Evaluation of Point-of-Care Decision Support for Adult Acne Treatment by Primary Care Clinicians

Author Affiliations
  • 1Department of Dermatology, Brigham & Women's Hospital, Harvard Medical School, Boston, Massachusetts
  • 2University of California, San Francisco School of Medicine, San Francisco
  • 3Department of Medicine, Brigham & Women’s Hospital, Harvard Medical School, Boston, Massachusetts
  • 4Brigham and Women’s Physicians Organization, Boston, Massachusetts
  • 5Loyola University, Chicago, Illinois
JAMA Dermatol. Published online March 4, 2020. doi:10.1001/jamadermatol.2020.0135
Key Points

Question  What are the downstream outcomes following implementation of a real-time, electronic decision-support tool for the treatment of patients referred for acne?

Findings  This prospective cohort study included 260 patients referred by a primary care clinician for acne. Overall, the algorithm was associated with cancellation of the initial referral in 35 of 260 (13.5%) instances and treatment initiation by the referring clinician in 51 of 260 (19.6%) instances.

Meaning  This decision-support algorithm was associated with modestly reduced rates of acne-related referrals to dermatologists and increased likelihood of treatment initiation by the referring clinician.

Abstract

Importance  Acne is a common reason for referral to dermatologists from primary care clinicians. We previously modeled the impact of algorithm-based acne care in reducing dermatology referrals, missed appointments, and treatment delays.

Objective  To prospectively evaluate the downstream outcomes following a real-time, algorithm-based electronic decision-support tool on the treatment of patients referred for acne.

Design, Setting, and Participants  This prospective cohort study included 260 treatment-naive patients referred to a dermatologist for the chief concern of acne, as well as the referring primary care clinicians, at 33 primary care sites affiliated with Brigham and Women’s Hospital from March 2017 to March 2018.
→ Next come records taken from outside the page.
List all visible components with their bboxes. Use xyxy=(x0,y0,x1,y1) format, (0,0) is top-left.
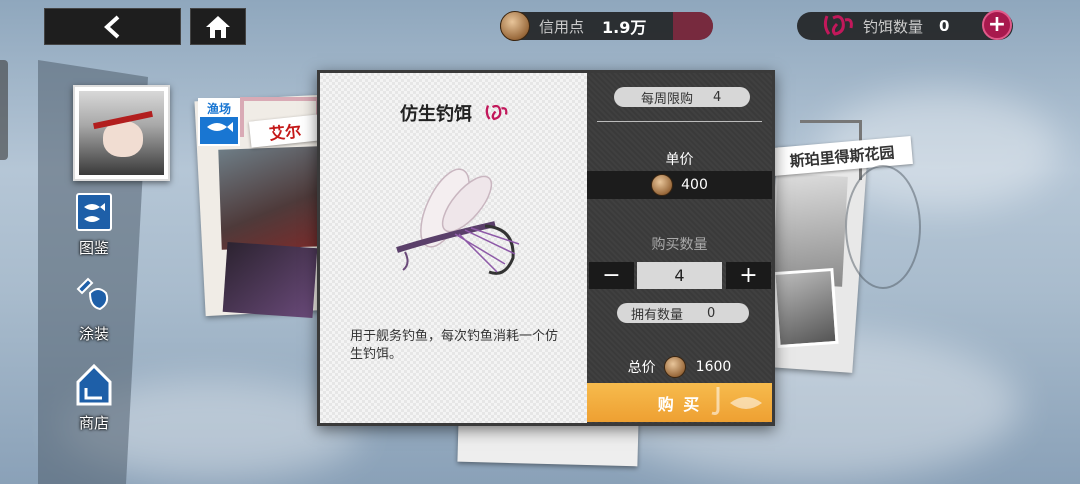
weekly-limit: 每周限购 4 xyxy=(614,87,750,107)
bait-hook-icon xyxy=(485,104,508,121)
pill-accent xyxy=(673,12,713,40)
commander-avatar[interactable] xyxy=(73,85,170,181)
sidebar-item-skins[interactable]: 涂装 xyxy=(62,275,126,344)
decrease-quantity-button[interactable]: − xyxy=(589,262,634,289)
weekly-limit-label: 每周限购 xyxy=(641,91,694,107)
minus-icon: − xyxy=(602,263,621,288)
total-value: 1600 xyxy=(695,359,732,375)
purchase-panel: 每周限购 4 单价 400 购买数量 − 4 + 拥有数量 0 总价 1600 … xyxy=(587,73,772,423)
back-arrow-icon xyxy=(103,15,119,38)
fishing-hook-icon xyxy=(711,387,762,415)
paint-icon xyxy=(76,277,109,311)
bait-label: 钓饵数量 xyxy=(863,17,924,36)
home-button[interactable] xyxy=(190,8,246,45)
item-title-row: 仿生钓饵 xyxy=(400,100,512,126)
credit-coin-icon xyxy=(651,174,674,196)
credits-label: 信用点 xyxy=(539,17,585,36)
increase-quantity-button[interactable]: + xyxy=(726,262,771,289)
back-button[interactable] xyxy=(44,8,181,45)
fishing-spot-label: 渔场 xyxy=(200,100,238,117)
quantity-input[interactable]: 4 xyxy=(637,262,722,289)
flower-image xyxy=(222,241,318,319)
sidebar-item-shop[interactable]: 商店 xyxy=(62,362,126,433)
credits-value: 1.9万 xyxy=(602,18,647,37)
fish-icon xyxy=(207,122,233,132)
purchase-dialog: 仿生钓饵 用于舰务钓鱼，每次钓鱼消耗一个仿生钓饵。 每周限购 4 单价 400 … xyxy=(317,70,775,426)
avatar-portrait xyxy=(79,91,164,175)
credit-coin-icon xyxy=(500,11,530,41)
sidebar-item-catalog[interactable]: 图鉴 xyxy=(62,193,126,258)
plus-icon: + xyxy=(987,12,1007,37)
sidebar-item-label: 涂装 xyxy=(78,325,109,343)
fishing-spot-tag[interactable]: 渔场 xyxy=(198,98,240,146)
avatar-face xyxy=(103,121,143,157)
item-description: 用于舰务钓鱼，每次钓鱼消耗一个仿生钓饵。 xyxy=(350,329,559,362)
bait-hook-icon xyxy=(823,15,853,36)
edge-handle[interactable] xyxy=(0,60,8,160)
divider xyxy=(597,121,762,122)
add-bait-button[interactable]: + xyxy=(982,10,1012,40)
buy-button[interactable]: 购 买 xyxy=(587,383,772,422)
credit-coin-icon xyxy=(663,356,686,378)
scene-image xyxy=(772,267,839,349)
emblem-decoration xyxy=(845,165,921,289)
quantity-label: 购买数量 xyxy=(651,237,708,253)
owned-value: 0 xyxy=(707,305,716,321)
unit-price-row: 400 xyxy=(587,171,772,199)
plus-icon: + xyxy=(739,263,758,288)
buy-label: 购 买 xyxy=(657,394,702,414)
total-label: 总价 xyxy=(627,360,656,376)
sidebar-item-label: 图鉴 xyxy=(78,239,109,257)
item-name: 仿生钓饵 xyxy=(400,104,472,125)
bait-count-display: 钓饵数量 0 + xyxy=(797,10,1013,40)
unit-price-value: 400 xyxy=(681,177,708,193)
owned-count: 拥有数量 0 xyxy=(617,303,749,323)
total-price-row: 总价 1600 xyxy=(587,356,772,378)
scene-image xyxy=(218,146,322,250)
bait-value: 0 xyxy=(939,17,950,35)
item-detail-pane: 仿生钓饵 用于舰务钓鱼，每次钓鱼消耗一个仿生钓饵。 xyxy=(320,73,587,423)
bionic-bait-image xyxy=(396,168,520,275)
home-icon xyxy=(206,15,230,38)
fish-book-icon xyxy=(76,193,112,231)
unit-price-label: 单价 xyxy=(665,152,694,168)
sidebar-item-label: 商店 xyxy=(78,414,109,432)
credits-display: 信用点 1.9万 xyxy=(500,11,713,41)
weekly-limit-value: 4 xyxy=(713,89,722,105)
owned-label: 拥有数量 xyxy=(631,307,684,323)
shop-icon xyxy=(76,363,112,406)
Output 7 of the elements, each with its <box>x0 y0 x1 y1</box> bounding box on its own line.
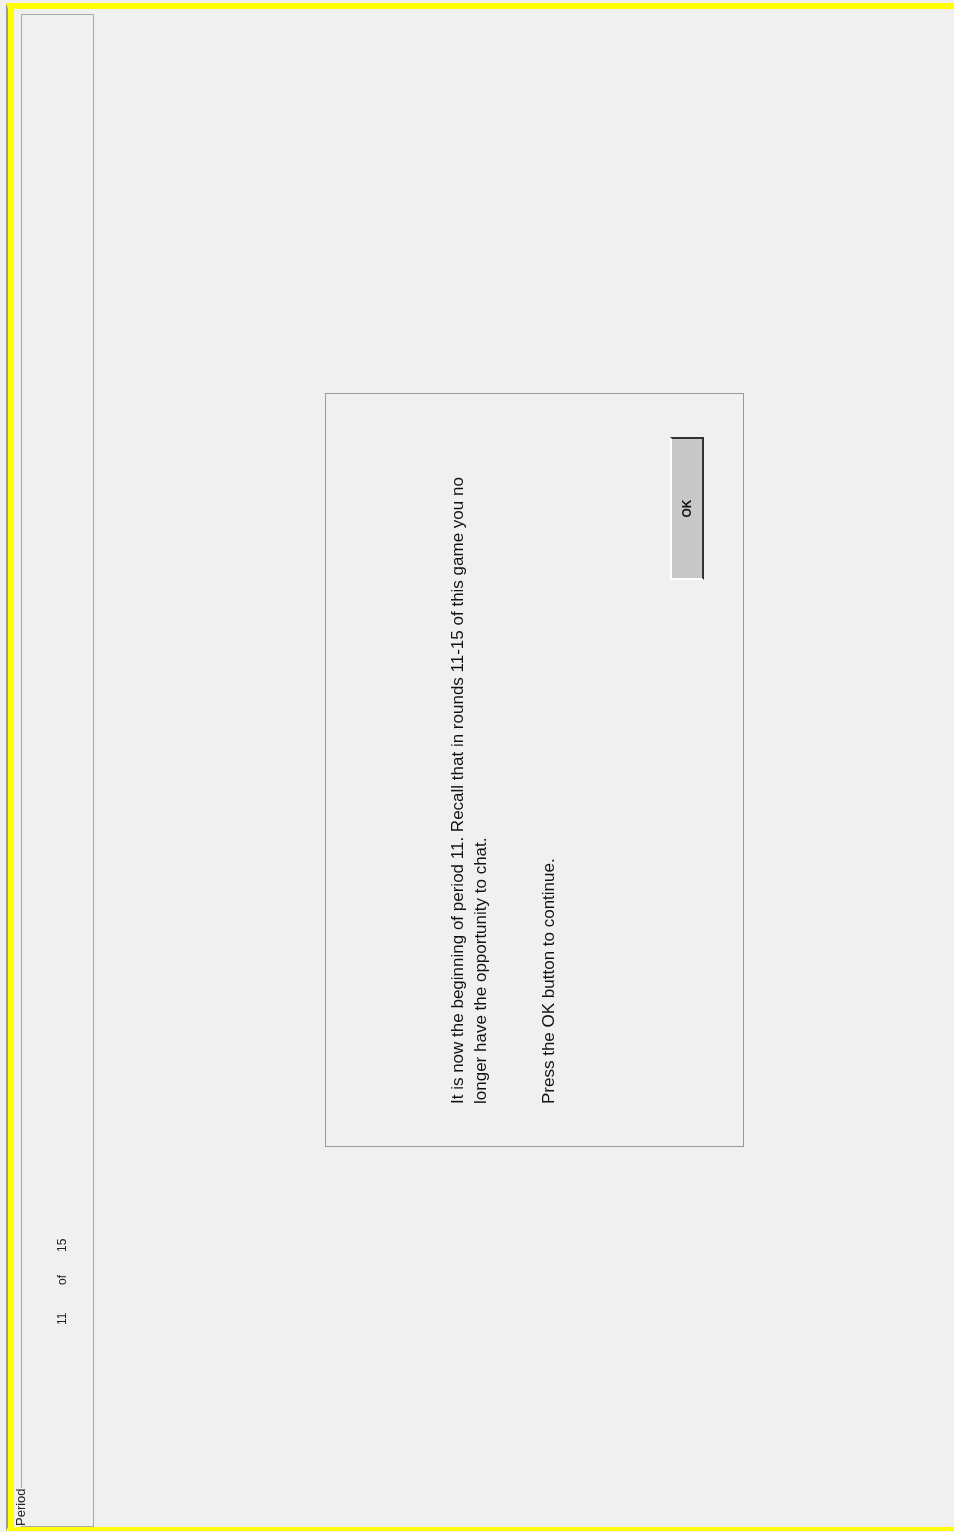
current-period: 11 <box>55 1312 69 1325</box>
message-text: It is now the beginning of period 11. Recall that in rounds 11-15 of this game you no longer have the opportunity to chat. <box>447 476 491 1104</box>
instruction-text: Press the OK button to continue. <box>538 858 559 1104</box>
period-separator: of <box>55 1275 69 1285</box>
panel-title: Period <box>15 1488 27 1526</box>
total-periods: 15 <box>55 1238 69 1252</box>
ok-button[interactable]: OK <box>670 437 704 580</box>
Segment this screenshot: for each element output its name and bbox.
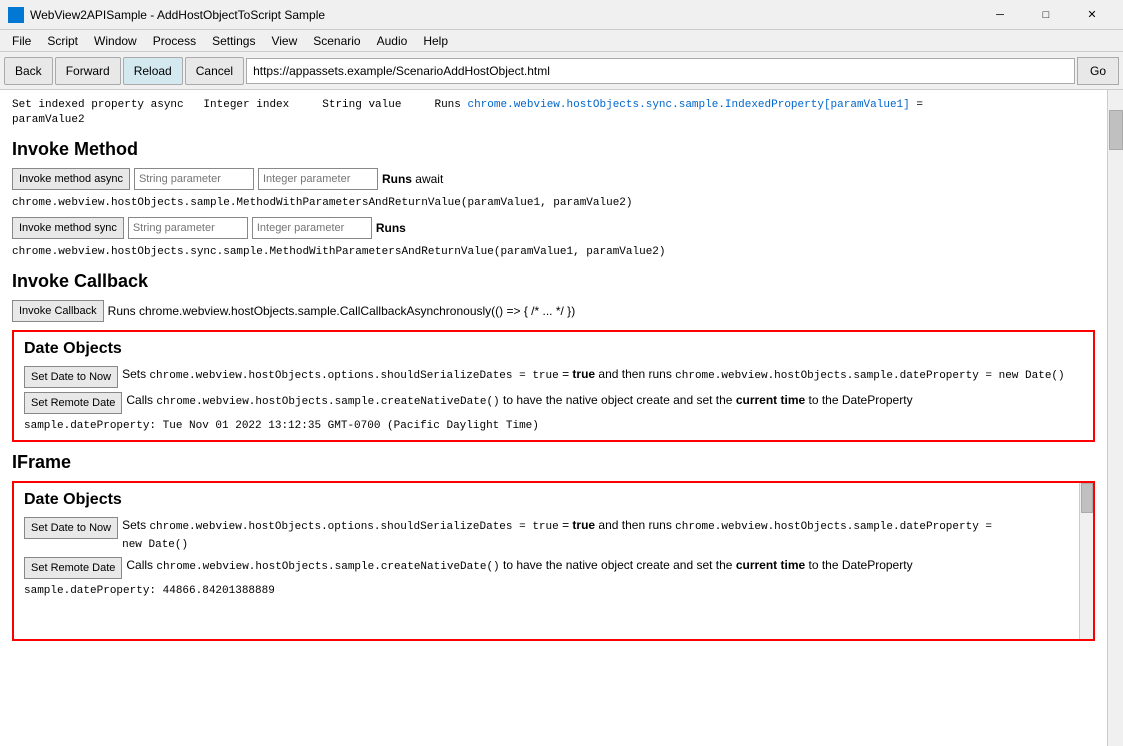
main-scrollbar[interactable] (1107, 90, 1123, 746)
iframe-set-date-button[interactable]: Set Date to Now (24, 517, 118, 539)
menu-window[interactable]: Window (86, 32, 145, 50)
menu-help[interactable]: Help (415, 32, 456, 50)
date-output: sample.dateProperty: Tue Nov 01 2022 13:… (24, 420, 1083, 432)
close-button[interactable]: ✕ (1069, 0, 1115, 30)
iframe-set-remote-code: chrome.webview.hostObjects.sample.create… (156, 561, 499, 573)
menu-audio[interactable]: Audio (369, 32, 416, 50)
iframe-date-objects-title: Date Objects (24, 491, 1065, 509)
set-remote-code: chrome.webview.hostObjects.sample.create… (156, 396, 499, 408)
maximize-button[interactable]: □ (1023, 0, 1069, 30)
truncated-line: Set indexed property async Integer index… (12, 99, 923, 111)
set-date-row: Set Date to Now Sets chrome.webview.host… (24, 366, 1083, 388)
set-date-description: Sets chrome.webview.hostObjects.options.… (122, 366, 1083, 384)
invoke-callback-row: Invoke Callback Runs chrome.webview.host… (12, 300, 1095, 322)
iframe-set-date-code2: chrome.webview.hostObjects.sample.datePr… (675, 521, 992, 533)
minimize-button[interactable]: ─ (977, 0, 1023, 30)
menu-settings[interactable]: Settings (204, 32, 263, 50)
content-area: Set indexed property async Integer index… (0, 90, 1107, 746)
set-remote-row: Set Remote Date Calls chrome.webview.hos… (24, 392, 1083, 414)
nav-bar: Back Forward Reload Cancel Go (0, 52, 1123, 90)
async-string-param[interactable] (134, 168, 254, 190)
sync-runs-prefix: Runs (376, 221, 406, 235)
title-bar-text: WebView2APISample - AddHostObjectToScrip… (30, 8, 977, 22)
date-objects-title: Date Objects (24, 340, 1083, 358)
invoke-callback-button[interactable]: Invoke Callback (12, 300, 104, 322)
truncated-top: Set indexed property async Integer index… (12, 98, 1095, 129)
iframe-section: IFrame Date Objects Set Date to Now Sets… (12, 452, 1095, 641)
title-bar: WebView2APISample - AddHostObjectToScrip… (0, 0, 1123, 30)
iframe-set-remote-description: Calls chrome.webview.hostObjects.sample.… (126, 557, 1065, 575)
sync-code-line: chrome.webview.hostObjects.sync.sample.M… (12, 245, 1095, 260)
iframe-set-remote-button[interactable]: Set Remote Date (24, 557, 122, 579)
menu-file[interactable]: File (4, 32, 39, 50)
main-scrollbar-thumb (1109, 110, 1123, 150)
app-icon (8, 7, 24, 23)
cancel-button[interactable]: Cancel (185, 57, 244, 85)
invoke-sync-button[interactable]: Invoke method sync (12, 217, 124, 239)
set-date-code2: chrome.webview.hostObjects.sample.datePr… (675, 370, 1064, 382)
callback-runs-text: Runs chrome.webview.hostObjects.sample.C… (108, 304, 576, 318)
iframe-scrollbar[interactable] (1079, 483, 1093, 639)
iframe-set-date-code1: chrome.webview.hostObjects.options.shoul… (149, 521, 558, 533)
sync-string-param[interactable] (128, 217, 248, 239)
async-int-param[interactable] (258, 168, 378, 190)
title-bar-controls: ─ □ ✕ (977, 0, 1115, 30)
async-runs-prefix: Runs await (382, 172, 443, 186)
menu-process[interactable]: Process (145, 32, 204, 50)
set-remote-button[interactable]: Set Remote Date (24, 392, 122, 414)
forward-button[interactable]: Forward (55, 57, 121, 85)
iframe-set-remote-row: Set Remote Date Calls chrome.webview.hos… (24, 557, 1065, 579)
url-input[interactable] (246, 58, 1075, 84)
iframe-set-date-description: Sets chrome.webview.hostObjects.options.… (122, 517, 1065, 554)
iframe-title: IFrame (12, 452, 1095, 473)
invoke-callback-title: Invoke Callback (12, 271, 1095, 292)
set-remote-description: Calls chrome.webview.hostObjects.sample.… (126, 392, 1083, 410)
menu-scenario[interactable]: Scenario (305, 32, 368, 50)
iframe-scrollbar-thumb (1081, 483, 1093, 513)
async-code-line: chrome.webview.hostObjects.sample.Method… (12, 196, 1095, 211)
iframe-set-date-code3: new Date() (122, 539, 188, 551)
truncated-line2: paramValue2 (12, 114, 85, 126)
menu-script[interactable]: Script (39, 32, 86, 50)
set-date-code1: chrome.webview.hostObjects.options.shoul… (149, 370, 558, 382)
invoke-method-title: Invoke Method (12, 139, 1095, 160)
set-date-button[interactable]: Set Date to Now (24, 366, 118, 388)
invoke-sync-row: Invoke method sync Runs (12, 217, 1095, 239)
iframe-set-date-row: Set Date to Now Sets chrome.webview.host… (24, 517, 1065, 554)
menu-bar: File Script Window Process Settings View… (0, 30, 1123, 52)
invoke-async-button[interactable]: Invoke method async (12, 168, 130, 190)
iframe-date-output: sample.dateProperty: 44866.84201388889 (24, 585, 1065, 597)
main-wrapper: Set indexed property async Integer index… (0, 90, 1123, 746)
iframe-inner-box: Date Objects Set Date to Now Sets chrome… (12, 481, 1095, 641)
sync-int-param[interactable] (252, 217, 372, 239)
reload-button[interactable]: Reload (123, 57, 183, 85)
date-objects-box: Date Objects Set Date to Now Sets chrome… (12, 330, 1095, 442)
invoke-async-row: Invoke method async Runs await (12, 168, 1095, 190)
menu-view[interactable]: View (263, 32, 305, 50)
go-button[interactable]: Go (1077, 57, 1119, 85)
back-button[interactable]: Back (4, 57, 53, 85)
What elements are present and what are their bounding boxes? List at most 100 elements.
Interventions  We developed and implemented a decision-support tool into the electronic medical record system at an academic medical center. The algorithm identified patients referred to a dermatologist who had not previously been treated for acne and offered guideline-based recommendations for treatment via a real-time notification.

Main Outcomes and Measures  Treatment modification by referring clinicians.

Results  Of 260 patients referred for acne, 209 (80.4%) were women, 146 (56.1%) were non-Hispanic white, and 236 (90.8%) listed English as the preferred language. Patients had a median (quartile 1-quartile 3) age of 28.8 years (24.4-35.1 years) and 185 of 260 had private insurance (71.1%). In total, the algorithm was associated with cancellation of the initial referral in 35 of 260 (13.5%) instances and treatment initiation by the referring clinician in 51 of 260 (19.6%) instances.

Conclusions and Relevance  This decision-support algorithm was associated with a modest reduction in rates of acne-related referrals to dermatologists, and an increased likelihood of treatment initiation by the referring clinician.